Diabetes Medication Improves Acute Heart Failure Hospitalization Outcomes

A medication for type 2 diabetes, empagliflozin, improves outcomes in adults hospitalized with acute heart failure, according to research recently presented at the American Heart Association’s Scientific Sessions 2021.

After the recent establishment of this SGLT2 inhibitor as a treatment for chronic heart failure, the researchers conducted a double-blind, randomized controlled study to determine whether empagliflozin could be an effective treatment for hospitalized adults with acute heart failure as well.

Included were 530 adults who were hospitalized for acute heart failure but whose condition stabilized. Of the total participants, 66% were men. The participants were randomly assigned a once-daily 90-day supply of empagliflozin, 10 mg or placebo. The primary outcomes were measured by the number of deaths, adverse events, time to the first heart failure event, or a Kansas City Cardiomyopathy Questionnaire score that had improved by at least 5 points.

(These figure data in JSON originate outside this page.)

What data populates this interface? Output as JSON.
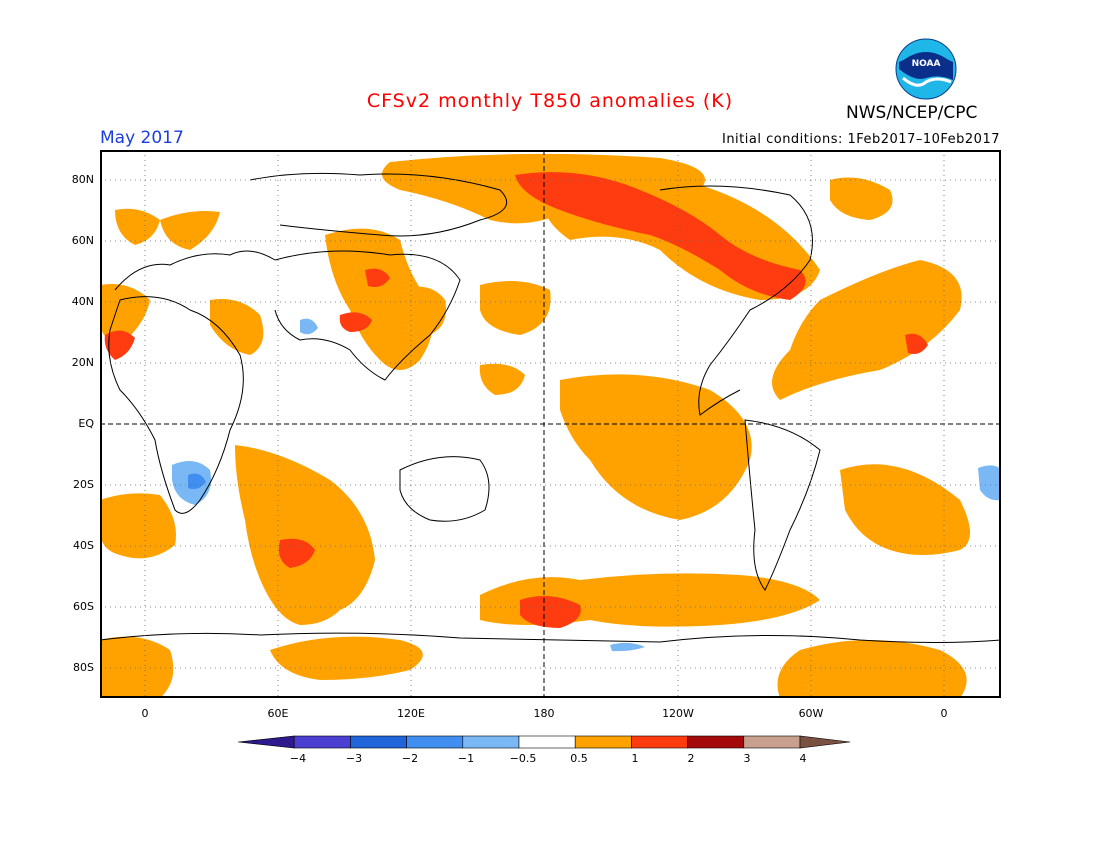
{
  "title": "CFSv2 monthly T850 anomalies (K)",
  "agency": "NWS/NCEP/CPC",
  "logo_text": "NOAA",
  "period": "May 2017",
  "initial_conditions": "Initial conditions: 1Feb2017–10Feb2017",
  "lat_labels": [
    "80N",
    "60N",
    "40N",
    "20N",
    "EQ",
    "20S",
    "40S",
    "60S",
    "80S"
  ],
  "lon_labels": [
    "0",
    "60E",
    "120E",
    "180",
    "120W",
    "60W",
    "0"
  ],
  "colorbar": {
    "labels": [
      "−4",
      "−3",
      "−2",
      "−1",
      "−0.5",
      "0.5",
      "1",
      "2",
      "3",
      "4"
    ],
    "colors": [
      "#2e1a8c",
      "#4a3fd0",
      "#1f64d8",
      "#3f8ef0",
      "#7ab8f5",
      "#ffffff",
      "#ffa200",
      "#ff3c10",
      "#a50a0a",
      "#c8a090",
      "#7a5040"
    ]
  },
  "colors": {
    "warm_1": "#ffa200",
    "warm_2": "#ff3c10",
    "cool_1": "#7ab8f5",
    "cool_2": "#3f8ef0",
    "title": "#ff0000",
    "period": "#1a3fe0"
  }
}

When compared with patients taking placebo, adults who were taking empagliflozin were 36% more likely to experience a clinical benefit, including:

  • Reduced all-cause mortality (4.2% among the empagliflozin group vs 8.3% among the placebo group)
  • Fewer heart failure events (10.6% vs 14.7%)
  • Fewer serious adverse events (32.3% vs 43.6%)
  • Improved heart failure symptoms

These improvements were consistent across all types of heart failure regardless of whether the patient had comorbid type 2 diabetes.

“Even though there are several medicines available to improve clinical outcomes in patients with chronic heart failure, very few medicines have proven to benefit patients with new, acute onset of heart failure needing hospitalization,” said study author Adriaan Voors, MD, PhD. “Our findings indicate that empagliflozin may help to improve outcomes for these patients without an increase in serious adverse effects.”


—Leigh Precopio



Adults with acute heart failure benefit when treated with a type 2 diabetes medication. News release. American Heart Association; November 14, 2021. Accessed November 17, 2021.